28 January 2015

Offending strangers, Czech style

I was riding the bus a few months ago and a middle-aged man got on. He was moving a bit slowly and clearly favouring one of his legs. The bus pulled away from the stop and the next stop was announced. A woman noticed that he was standing awkwardly and offered him her seat.

'What? Am I such an idiot? I just got on,' the man barked (in Czech).
'Do you think I am so selfish I would sit in my seat when perhaps you need it?' she barked back.

And then, to get all Buzzfeedy about it, something interesting happened.

'Oh,' the man laughed, 'You wanted to give me your seat? I thought you asked if I wanted the next stop. I am stupid.'

The woman laughed too and said something about how she was getting off soon anyway and they chatted amiably until she got off.
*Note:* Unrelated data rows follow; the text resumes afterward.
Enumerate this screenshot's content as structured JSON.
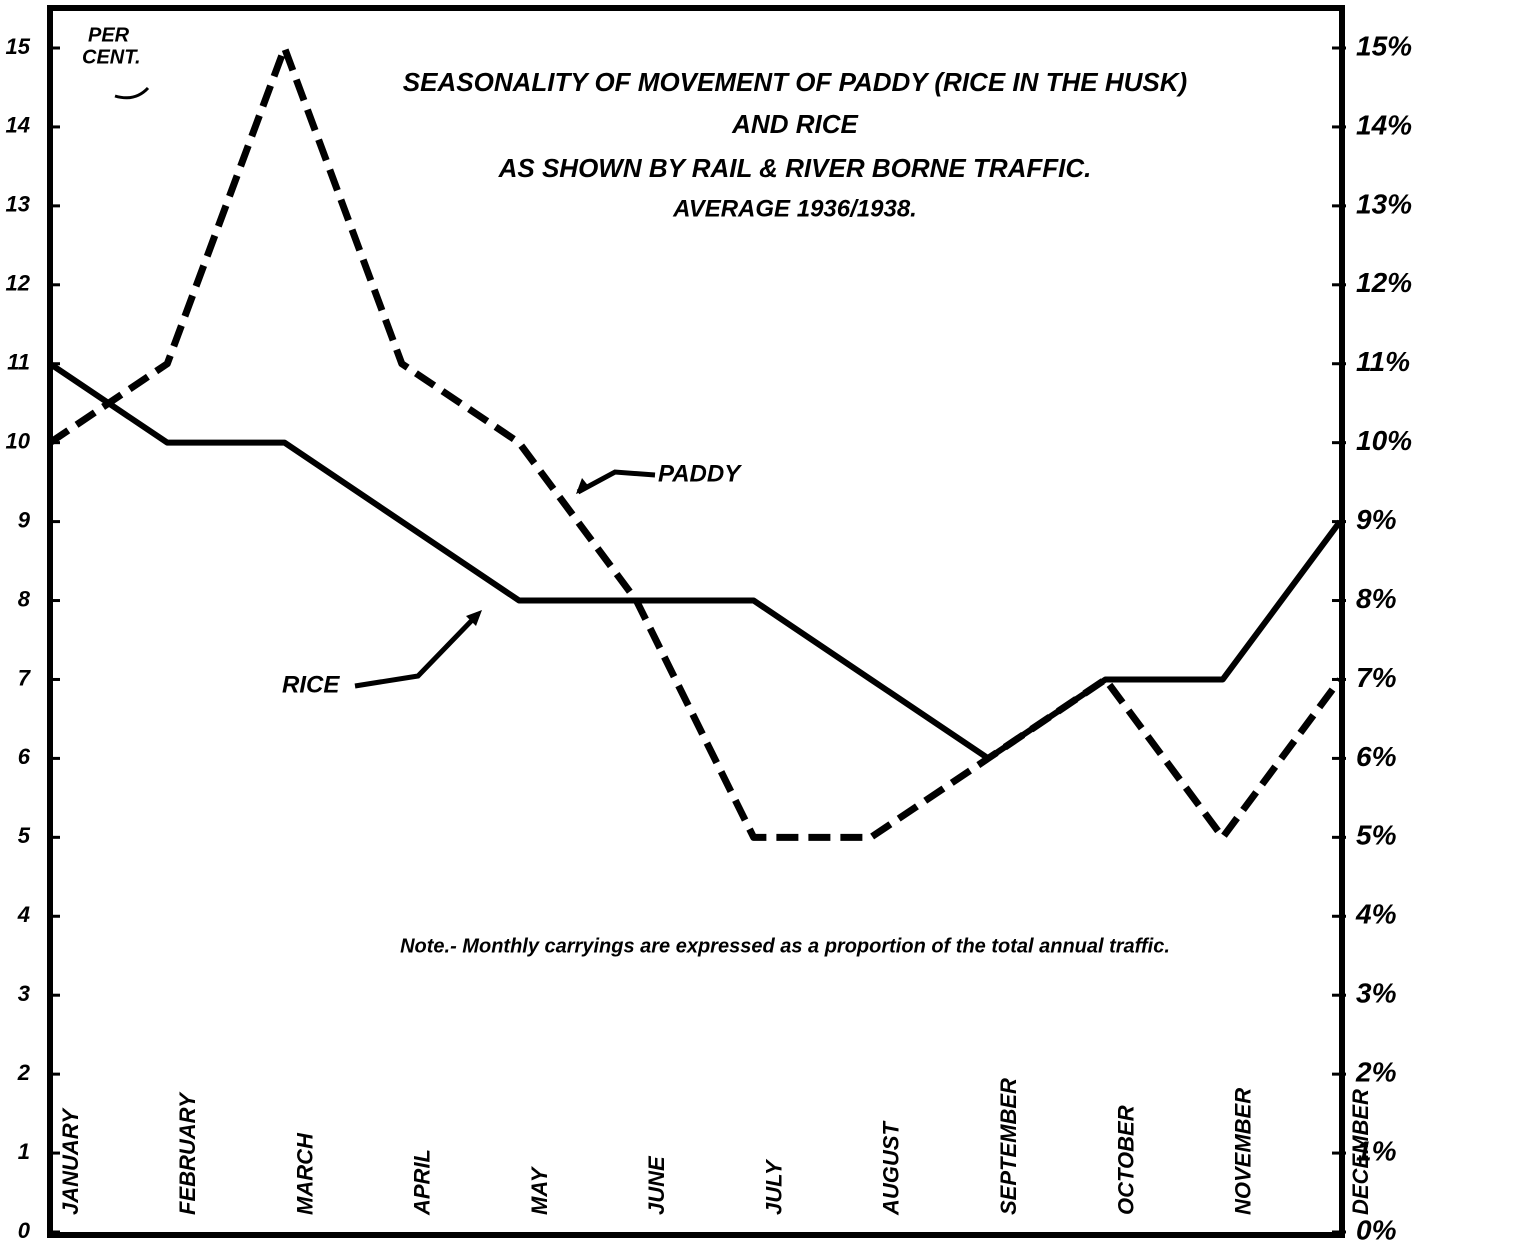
{
  "chart_data": {
    "type": "line",
    "title": [
      "SEASONALITY OF MOVEMENT OF PADDY (RICE IN THE HUSK)",
      "AND RICE",
      "AS SHOWN BY RAIL & RIVER BORNE TRAFFIC.",
      "AVERAGE 1936/1938."
    ],
    "y_label": [
      "PER",
      "CENT."
    ],
    "note": "Note.- Monthly carryings are expressed as a proportion of the total annual traffic.",
    "categories": [
      "JANUARY",
      "FEBRUARY",
      "MARCH",
      "APRIL",
      "MAY",
      "JUNE",
      "JULY",
      "AUGUST",
      "SEPTEMBER",
      "OCTOBER",
      "NOVEMBER",
      "DECEMBER"
    ],
    "series": [
      {
        "name": "PADDY",
        "color": "#000000",
        "dashed": true,
        "values": [
          10,
          11,
          15,
          11,
          10,
          8,
          5,
          5,
          6,
          7,
          5,
          7
        ]
      },
      {
        "name": "RICE",
        "color": "#000000",
        "dashed": false,
        "values": [
          11,
          10,
          10,
          9,
          8,
          8,
          8,
          7,
          6,
          7,
          7,
          9
        ]
      }
    ],
    "ylim": [
      0,
      15
    ],
    "yticks": [
      0,
      1,
      2,
      3,
      4,
      5,
      6,
      7,
      8,
      9,
      10,
      11,
      12,
      13,
      14,
      15
    ],
    "y2lim": [
      0,
      15
    ],
    "y2ticks": [
      {
        "value": 0,
        "label": "0%"
      },
      {
        "value": 1,
        "label": "1%"
      },
      {
        "value": 2,
        "label": "2%"
      },
      {
        "value": 3,
        "label": "3%"
      },
      {
        "value": 4,
        "label": "4%"
      },
      {
        "value": 5,
        "label": "5%"
      },
      {
        "value": 6,
        "label": "6%"
      },
      {
        "value": 7,
        "label": "7%"
      },
      {
        "value": 8,
        "label": "8%"
      },
      {
        "value": 9,
        "label": "9%"
      },
      {
        "value": 10,
        "label": "10%"
      },
      {
        "value": 11,
        "label": "11%"
      },
      {
        "value": 12,
        "label": "12%"
      },
      {
        "value": 13,
        "label": "13%"
      },
      {
        "value": 14,
        "label": "14%"
      },
      {
        "value": 15,
        "label": "15%"
      }
    ]
  }
}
I found the whole interaction fascinating, and I am sure that there is a clue in there about Czech norms.

I can't imagine the interaction going the same way in either the US or the UK. Such effrontery at the beginning, followed so quickly by so much good will and humour? Strange.

If I were in the place of the woman in that interaction, my cultural training would have me quietly, ragingly offended for the rest of the bus ride. My instinct when confronted with angry strangers is to be unfailing polite and (to my internal shame) often excessively good humoured. I've had far too many encounters with shopkeepers and government officials where I notice midway through I'm smiling nervously and nodding apologetically.

More swagger is definitely required for living in the Czech Republic.